Spinning the Global Opposition to American Policy
John Zvesper
September 1, 2004
The recent Globespan opinion survey that shows Senator Kerry beating President Bush in opinion polls in 30 out of 35 countries (noted by Peter Schramm in his weblog) appeared at the same time as the annual survey by the German Marshall Fund/Compagnia di San Paolo’s “Transatlantic Trends,” an opinion survey of 11,000 Americans and Europeans. (The European countries surveyed this year were Britain, France, Germany, Italy, the Netherlands, Poland, Portugal, and, for the first time, Slovakia, Spain, and Turkey). Like Globespan, “Transatlantic Trends” reports growing differences between European and American political opinions. For example, it showed that 76 % of Europeans express disapproval with current US foreign policy.
Nothing terribly surprising appears to be revealed by either set of surveys. However, some interesting bits, and a few wonderful spins, have appeared in the press. Not all of the reported findings are as gloomy for the future of American-European relations as one might expect, even if one assumes that President Bush, currently so unpopular among many Europeans, will be re-elected by the people who actually vote.
It is not only conservative Americans who are likely to be indifferent (if not actively hostile) to the report that majorities (actually often only pluralities) in most of the countries surveyed favor Kerry over Bush. As Rupert Cornwell reports in The Independent, in one of the accompanying Globespan surveys, nearly three-quarters of Americans said world opinion would have no impact on their vote.

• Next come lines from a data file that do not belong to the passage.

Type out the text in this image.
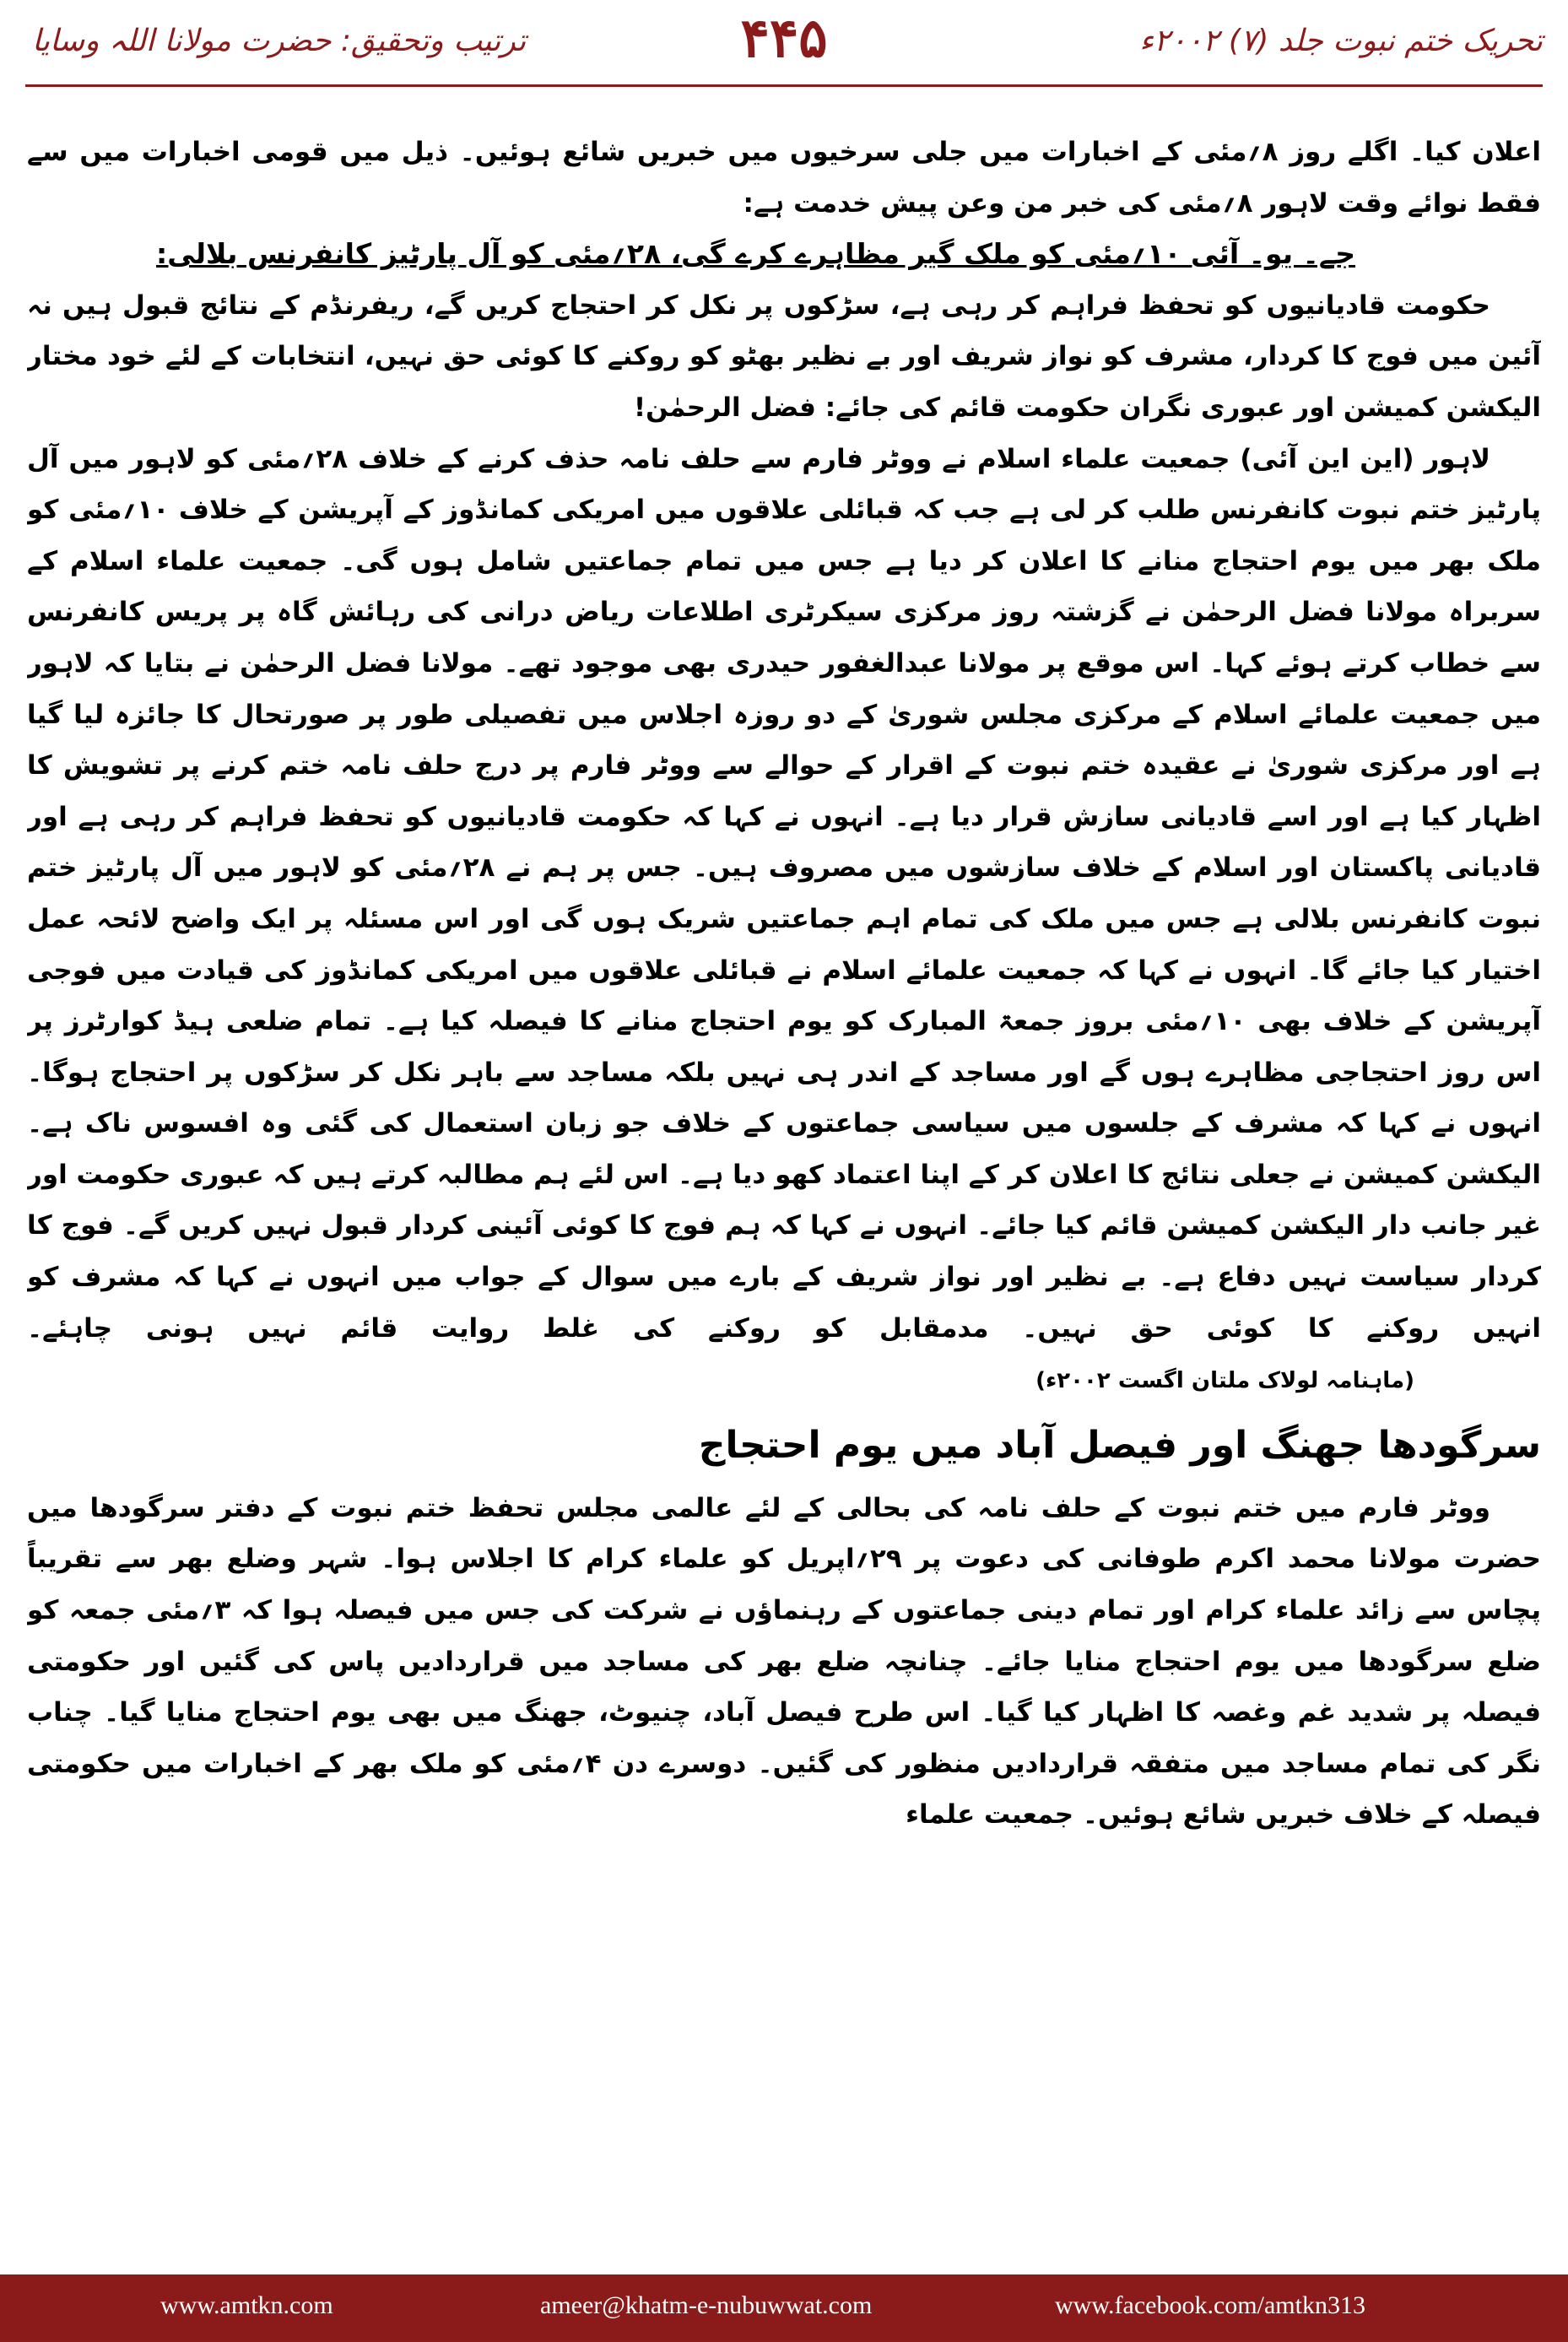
تحریک ختم نبوت جلد (۷) ۲۰۰۲ء
۴۴۵
ترتیب وتحقیق: حضرت مولانا اللہ وسایا

اعلان کیا۔ اگلے روز ۸؍مئی کے اخبارات میں جلی سرخیوں میں خبریں شائع ہوئیں۔ ذیل میں قومی اخبارات میں سے فقط نوائے وقت لاہور ۸؍مئی کی خبر من وعن پیش خدمت ہے:

جے۔ یو۔ آئی ۱۰؍مئی کو ملک گیر مظاہرے کرے گی، ۲۸؍مئی کو آل پارٹیز کانفرنس بلالی:

حکومت قادیانیوں کو تحفظ فراہم کر رہی ہے، سڑکوں پر نکل کر احتجاج کریں گے، ریفرنڈم کے نتائج قبول ہیں نہ آئین میں فوج کا کردار، مشرف کو نواز شریف اور بے نظیر بھٹو کو روکنے کا کوئی حق نہیں، انتخابات کے لئے خود مختار الیکشن کمیشن اور عبوری نگران حکومت قائم کی جائے: فضل الرحمٰن!

لاہور (این این آئی) جمعیت علماء اسلام نے ووٹر فارم سے حلف نامہ حذف کرنے کے خلاف ۲۸؍مئی کو لاہور میں آل پارٹیز ختم نبوت کانفرنس طلب کر لی ہے جب کہ قبائلی علاقوں میں امریکی کمانڈوز کے آپریشن کے خلاف ۱۰؍مئی کو ملک بھر میں یوم احتجاج منانے کا اعلان کر دیا ہے جس میں تمام جماعتیں شامل ہوں گی۔ جمعیت علماء اسلام کے سربراہ مولانا فضل الرحمٰن نے گزشتہ روز مرکزی سیکرٹری اطلاعات ریاض درانی کی رہائش گاہ پر پریس کانفرنس سے خطاب کرتے ہوئے کہا۔ اس موقع پر مولانا عبدالغفور حیدری بھی موجود تھے۔ مولانا فضل الرحمٰن نے بتایا کہ لاہور میں جمعیت علمائے اسلام کے مرکزی مجلس شوریٰ کے دو روزہ اجلاس میں تفصیلی طور پر صورتحال کا جائزہ لیا گیا ہے اور مرکزی شوریٰ نے عقیدہ ختم نبوت کے اقرار کے حوالے سے ووٹر فارم پر درج حلف نامہ ختم کرنے پر تشویش کا اظہار کیا ہے اور اسے قادیانی سازش قرار دیا ہے۔ انہوں نے کہا کہ حکومت قادیانیوں کو تحفظ فراہم کر رہی ہے اور قادیانی پاکستان اور اسلام کے خلاف سازشوں میں مصروف ہیں۔ جس پر ہم نے ۲۸؍مئی کو لاہور میں آل پارٹیز ختم نبوت کانفرنس بلالی ہے جس میں ملک کی تمام اہم جماعتیں شریک ہوں گی اور اس مسئلہ پر ایک واضح لائحہ عمل اختیار کیا جائے گا۔ انہوں نے کہا کہ جمعیت علمائے اسلام نے قبائلی علاقوں میں امریکی کمانڈوز کی قیادت میں فوجی آپریشن کے خلاف بھی ۱۰؍مئی بروز جمعۃ المبارک کو یوم احتجاج منانے کا فیصلہ کیا ہے۔ تمام ضلعی ہیڈ کوارٹرز پر اس روز احتجاجی مظاہرے ہوں گے اور مساجد کے اندر ہی نہیں بلکہ مساجد سے باہر نکل کر سڑکوں پر احتجاج ہوگا۔ انہوں نے کہا کہ مشرف کے جلسوں میں سیاسی جماعتوں کے خلاف جو زبان استعمال کی گئی وہ افسوس ناک ہے۔ الیکشن کمیشن نے جعلی نتائج کا اعلان کر کے اپنا اعتماد کھو دیا ہے۔ اس لئے ہم مطالبہ کرتے ہیں کہ عبوری حکومت اور غیر جانب دار الیکشن کمیشن قائم کیا جائے۔ انہوں نے کہا کہ ہم فوج کا کوئی آئینی کردار قبول نہیں کریں گے۔ فوج کا کردار سیاست نہیں دفاع ہے۔ بے نظیر اور نواز شریف کے بارے میں سوال کے جواب میں انہوں نے کہا کہ مشرف کو انہیں روکنے کا کوئی حق نہیں۔ مدمقابل کو روکنے کی غلط روایت قائم نہیں ہونی چاہئے۔ (ماہنامہ لولاک ملتان اگست ۲۰۰۲ء)

سرگودھا جھنگ اور فیصل آباد میں یوم احتجاج

ووٹر فارم میں ختم نبوت کے حلف نامہ کی بحالی کے لئے عالمی مجلس تحفظ ختم نبوت کے دفتر سرگودھا میں حضرت مولانا محمد اکرم طوفانی کی دعوت پر ۲۹؍اپریل کو علماء کرام کا اجلاس ہوا۔ شہر وضلع بھر سے تقریباً پچاس سے زائد علماء کرام اور تمام دینی جماعتوں کے رہنماؤں نے شرکت کی جس میں فیصلہ ہوا کہ ۳؍مئی جمعہ کو ضلع سرگودھا میں یوم احتجاج منایا جائے۔ چنانچہ ضلع بھر کی مساجد میں قراردادیں پاس کی گئیں اور حکومتی فیصلہ پر شدید غم وغصہ کا اظہار کیا گیا۔ اس طرح فیصل آباد، چنیوٹ، جھنگ میں بھی یوم احتجاج منایا گیا۔ چناب نگر کی تمام مساجد میں متفقہ قراردادیں منظور کی گئیں۔ دوسرے دن ۴؍مئی کو ملک بھر کے اخبارات میں حکومتی فیصلہ کے خلاف خبریں شائع ہوئیں۔ جمعیت علماء

www.amtkn.com	ameer@khatm-e-nubuwwat.com	www.facebook.com/amtkn313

One of the most noteworthy findings in the Marshall (American-European) survey: when asked whether a war can be just, 82 % of Americans said yes, versus only 41 % of Europeans. This great difference would seem to be the logical basis of many of the other differences of opinion on current international affairs and on the choice between Bush and Kerry. On the other hand, it could simply be in part a result of these Europeans’ opposition to a particular conflict, the one in Iraq.

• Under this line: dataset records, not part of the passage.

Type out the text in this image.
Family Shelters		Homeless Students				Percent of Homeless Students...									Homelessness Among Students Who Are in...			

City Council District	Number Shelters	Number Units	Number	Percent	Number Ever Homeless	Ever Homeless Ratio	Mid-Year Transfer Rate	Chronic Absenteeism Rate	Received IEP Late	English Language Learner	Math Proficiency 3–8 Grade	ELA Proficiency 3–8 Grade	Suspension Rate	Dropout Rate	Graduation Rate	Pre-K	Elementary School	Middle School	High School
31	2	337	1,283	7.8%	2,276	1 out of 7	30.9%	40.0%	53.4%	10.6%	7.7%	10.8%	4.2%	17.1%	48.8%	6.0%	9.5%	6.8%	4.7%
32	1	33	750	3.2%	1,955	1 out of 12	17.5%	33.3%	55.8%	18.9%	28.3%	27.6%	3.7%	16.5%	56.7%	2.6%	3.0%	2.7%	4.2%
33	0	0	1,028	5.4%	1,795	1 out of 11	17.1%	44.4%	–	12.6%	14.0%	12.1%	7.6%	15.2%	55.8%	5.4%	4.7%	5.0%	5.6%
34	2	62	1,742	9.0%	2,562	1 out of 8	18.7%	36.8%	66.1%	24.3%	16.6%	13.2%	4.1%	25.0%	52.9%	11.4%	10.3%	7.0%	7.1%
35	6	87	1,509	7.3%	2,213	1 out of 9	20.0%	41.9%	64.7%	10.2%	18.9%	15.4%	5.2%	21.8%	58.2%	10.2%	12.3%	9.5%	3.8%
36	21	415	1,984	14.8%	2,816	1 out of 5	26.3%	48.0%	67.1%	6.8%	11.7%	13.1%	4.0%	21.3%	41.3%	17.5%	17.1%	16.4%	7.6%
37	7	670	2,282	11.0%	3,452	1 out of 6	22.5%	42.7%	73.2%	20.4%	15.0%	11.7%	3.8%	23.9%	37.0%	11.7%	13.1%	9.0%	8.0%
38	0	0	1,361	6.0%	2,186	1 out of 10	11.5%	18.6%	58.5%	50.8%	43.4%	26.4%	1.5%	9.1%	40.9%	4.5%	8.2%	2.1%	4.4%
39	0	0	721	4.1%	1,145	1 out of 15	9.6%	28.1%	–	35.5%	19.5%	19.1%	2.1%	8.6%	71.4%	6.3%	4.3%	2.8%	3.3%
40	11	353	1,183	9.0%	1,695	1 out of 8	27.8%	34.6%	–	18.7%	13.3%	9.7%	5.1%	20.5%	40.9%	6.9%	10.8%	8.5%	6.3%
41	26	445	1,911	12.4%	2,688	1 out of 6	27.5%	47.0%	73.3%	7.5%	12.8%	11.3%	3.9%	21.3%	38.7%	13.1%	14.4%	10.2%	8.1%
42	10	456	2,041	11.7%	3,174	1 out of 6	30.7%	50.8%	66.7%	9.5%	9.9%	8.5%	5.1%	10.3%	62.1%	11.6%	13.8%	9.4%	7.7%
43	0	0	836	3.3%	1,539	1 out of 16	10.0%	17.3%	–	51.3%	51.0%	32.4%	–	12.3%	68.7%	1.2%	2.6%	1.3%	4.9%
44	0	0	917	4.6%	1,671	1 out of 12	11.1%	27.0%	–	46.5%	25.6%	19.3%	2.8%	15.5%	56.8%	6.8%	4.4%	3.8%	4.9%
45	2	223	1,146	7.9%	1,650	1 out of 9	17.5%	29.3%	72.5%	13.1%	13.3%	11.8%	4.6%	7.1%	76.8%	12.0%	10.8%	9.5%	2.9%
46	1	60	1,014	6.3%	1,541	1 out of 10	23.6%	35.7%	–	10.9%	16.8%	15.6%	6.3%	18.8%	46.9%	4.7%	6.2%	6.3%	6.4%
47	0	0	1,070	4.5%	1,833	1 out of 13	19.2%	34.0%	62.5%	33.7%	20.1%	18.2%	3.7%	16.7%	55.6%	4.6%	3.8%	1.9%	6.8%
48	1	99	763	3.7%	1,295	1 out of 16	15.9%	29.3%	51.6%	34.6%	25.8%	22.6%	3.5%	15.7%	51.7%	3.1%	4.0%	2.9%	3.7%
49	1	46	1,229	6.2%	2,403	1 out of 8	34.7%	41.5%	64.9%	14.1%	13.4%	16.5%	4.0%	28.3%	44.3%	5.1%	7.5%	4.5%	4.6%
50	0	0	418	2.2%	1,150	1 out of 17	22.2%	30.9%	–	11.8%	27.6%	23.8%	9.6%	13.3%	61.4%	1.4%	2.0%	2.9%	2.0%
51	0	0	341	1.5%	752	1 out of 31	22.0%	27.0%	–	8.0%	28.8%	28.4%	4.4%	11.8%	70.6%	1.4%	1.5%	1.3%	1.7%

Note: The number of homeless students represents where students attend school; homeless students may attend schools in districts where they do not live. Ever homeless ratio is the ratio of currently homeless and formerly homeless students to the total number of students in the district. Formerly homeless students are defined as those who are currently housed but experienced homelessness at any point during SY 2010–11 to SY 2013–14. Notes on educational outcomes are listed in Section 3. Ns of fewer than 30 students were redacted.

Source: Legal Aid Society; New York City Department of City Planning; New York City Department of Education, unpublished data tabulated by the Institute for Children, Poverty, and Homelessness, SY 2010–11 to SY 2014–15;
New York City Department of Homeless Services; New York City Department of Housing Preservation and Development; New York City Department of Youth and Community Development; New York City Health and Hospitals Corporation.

In a single day, Le Monde devoted (unusually) three articles to these poll results, which pleasingly confirm to that newspaper’s editors that their generally anti-Bush and anti-American positions are widely held. The one by Sylvie Kauffmann notes that in the American-European survey, “as last year, a big majority of Europeans (71 %) would like to see the European Union become a superpower like the United States, although this enthusiasm falls by half when it is explained that that would imply a higher level of military spending.” A related but perhaps more promising result reported by Kauffmann is that only 30 % of these Europeans want this increase in European power in order ” to rival the United States,” while 63 % of them “think on the contrary that a stronger Europe would be better placed to cooperate effectively with the United States.” There seems to be some room here for European political leaders to move Europe towards greater cooperation in support of America during a second Bush term. It should be remembered that American policies are already supported by significant numbers of people and governments in several individual European countries.
The prize for the most creative spin on these survey results must surely go to the University of Maryland’s Steve Kull, one of the directors of the Globespan surveys (which, it is relevant to note, polled people as young as 16). The International Herald Tribune quoted his interpretations. He not only suggested that the third of the surveyed world who expressed no preference for either candidate in the presidential election should really be counted as having refused to support Bush, since “most people probably know very little about John Kerry.” (Could it be that they did actually know something of the President’s opponent but thought it was useless or impertinent to express a preference in the American presidential race?) He topped this by his explanation of the global tendency for people with more formal education and more income to be more strongly in favor of Kerry than the poorer and less highly educated: “The most likely common link is that those who have the most access to information tend be more negative towards Bush than those with less access to information.”
As so often, one suspects that not a few of the surveyed are wiser than the surveyors.
John Zvesper is an Adjunct Fellow of the Ashbrook Center for Public Affairs. He is an American author residing in Europe.